O NDC (New Distribution Capability) está a mudar a forma como as companhias aéreas vendem os seus voos, e a TAP não é excepção. Em 2026, a companhia fará avanços decisivos na implementação desta tecnologia, revelou Justin Jovignot ao PressTUR.

Um dos principais destaques da estratégia da TAP é que, ao contrário dos grandes grupos europeus de aviação, não vai cobrar uma sobretaxa pelas reservas com a nova tecnologia NDC efectuadas nos GDS (Global Distribution Systems), que são os sistemas de reservas mais utilizados pelas agências de viagens, revelou o director de Distribuição e Estratégia Comercial da companhia aérea.

A TAP quer potenciar a utilização da nova tecnologia NDC, que deverá possibilitar ganhos de receitas, mas quer fazê-lo garantindo “uma transição tranquila” para as agências. “Mais de 50% da nossa receita vem das agências de viagens. Não queremos interromper isso”, sublinhou Justin Jovignot.

Nesse sentido, a companhia aérea vai prolongar até ao final de 2026 os seus acordos de Private Channel, que são acordos de distribuição de voos e serviços celebrados sobretudo com grandes agências e TMCs (travel mangement companies), que acedem a este ‘canal privado’ através de sistemas implementados em GDSs.

Com este novo adiamento do fim dos acordos de Private Channel, a TAP também adiou para 2027 o início da cobrança de uma sobretaxa para reservas efectuadas com a antiga tecnologia (EDIFACT).

Além das alterações programadas, Justin Jovignot também falou ao PressTUR sobre as vantagens da nova tecnologia, quer para a companhia aérea quer para as agências. Clique para ler: NDC: nova tecnologia traz benefícios para TAP e para as agências de viagens – Justin Jovignot.

PressTUR: A TAP está a planear deixar de fornecer através de Private Channel? Quando e porquê?

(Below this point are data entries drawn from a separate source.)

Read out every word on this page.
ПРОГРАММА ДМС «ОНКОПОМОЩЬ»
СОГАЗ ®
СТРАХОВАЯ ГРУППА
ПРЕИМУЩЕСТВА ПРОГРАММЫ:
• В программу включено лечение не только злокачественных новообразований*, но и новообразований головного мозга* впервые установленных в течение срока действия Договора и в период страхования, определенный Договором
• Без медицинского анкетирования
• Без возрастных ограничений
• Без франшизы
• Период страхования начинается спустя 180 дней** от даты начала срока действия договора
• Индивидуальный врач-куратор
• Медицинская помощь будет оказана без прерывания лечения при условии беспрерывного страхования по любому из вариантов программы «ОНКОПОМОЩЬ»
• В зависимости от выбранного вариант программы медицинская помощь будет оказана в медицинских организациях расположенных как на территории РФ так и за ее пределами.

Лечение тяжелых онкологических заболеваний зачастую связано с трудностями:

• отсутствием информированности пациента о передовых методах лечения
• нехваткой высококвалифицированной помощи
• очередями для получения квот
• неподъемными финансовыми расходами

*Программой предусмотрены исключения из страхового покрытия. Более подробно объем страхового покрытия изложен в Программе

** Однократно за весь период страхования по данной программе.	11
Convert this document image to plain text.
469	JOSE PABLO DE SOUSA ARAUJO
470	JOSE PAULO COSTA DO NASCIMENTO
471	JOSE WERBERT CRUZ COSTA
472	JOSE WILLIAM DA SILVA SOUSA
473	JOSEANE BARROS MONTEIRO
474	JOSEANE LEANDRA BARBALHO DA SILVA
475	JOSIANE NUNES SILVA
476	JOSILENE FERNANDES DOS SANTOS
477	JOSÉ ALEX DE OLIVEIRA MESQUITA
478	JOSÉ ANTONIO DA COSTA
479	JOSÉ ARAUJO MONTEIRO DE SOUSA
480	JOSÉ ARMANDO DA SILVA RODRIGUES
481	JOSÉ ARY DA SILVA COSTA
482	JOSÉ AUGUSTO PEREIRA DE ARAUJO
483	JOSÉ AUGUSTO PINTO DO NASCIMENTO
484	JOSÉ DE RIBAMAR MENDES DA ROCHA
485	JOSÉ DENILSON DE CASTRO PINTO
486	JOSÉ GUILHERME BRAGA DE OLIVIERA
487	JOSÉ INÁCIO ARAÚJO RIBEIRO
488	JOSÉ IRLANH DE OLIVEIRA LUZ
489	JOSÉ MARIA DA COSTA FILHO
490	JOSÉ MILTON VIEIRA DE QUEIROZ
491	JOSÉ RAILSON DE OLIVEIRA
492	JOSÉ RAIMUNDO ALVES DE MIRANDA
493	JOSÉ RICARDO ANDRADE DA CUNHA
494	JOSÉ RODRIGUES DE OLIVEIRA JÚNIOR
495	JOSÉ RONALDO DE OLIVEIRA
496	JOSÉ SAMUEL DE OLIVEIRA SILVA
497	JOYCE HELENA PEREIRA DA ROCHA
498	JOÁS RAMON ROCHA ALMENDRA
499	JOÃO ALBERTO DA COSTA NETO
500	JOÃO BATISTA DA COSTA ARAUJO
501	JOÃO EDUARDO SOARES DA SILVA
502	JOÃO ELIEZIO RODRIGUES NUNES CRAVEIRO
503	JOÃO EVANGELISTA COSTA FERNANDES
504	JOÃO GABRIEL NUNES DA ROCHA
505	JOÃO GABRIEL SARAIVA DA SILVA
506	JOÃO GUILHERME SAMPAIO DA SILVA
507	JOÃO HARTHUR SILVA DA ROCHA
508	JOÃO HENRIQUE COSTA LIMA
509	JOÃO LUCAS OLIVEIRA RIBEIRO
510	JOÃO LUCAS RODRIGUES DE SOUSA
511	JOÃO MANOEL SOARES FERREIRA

Justin Jovignot: Acabámos de assinar um acordo com a Amadeus para poder distribuir o conteúdo NDC da TAP através do seu GDS. Assim, o nosso conteúdo NDC ficará disponível nos três GDS em todo o mundo [Amadeus, Travelport e Sabre]. A transição para o NDC leva tempo para as agências de viagens, para os fornecedores de TI [tecnologia da informação] e para nós também. Por isso, estamos a dar mais um ano aos acordos de Private Channel. Vamos prolongar até ao final de 2026 para dar às agências de viagens, aos fornecedores de TI e à TAP a oportunidade de trabalharem em conjunto para uma transição tranquila. Durante 2026, o Private Channel ainda estará disponível e o NDC estará disponível nos três GDS. Além disso, temos 12 agregadores de NDC com os quais já estamos a operar. Portanto, 2026 será um ano para a transição para o NDC.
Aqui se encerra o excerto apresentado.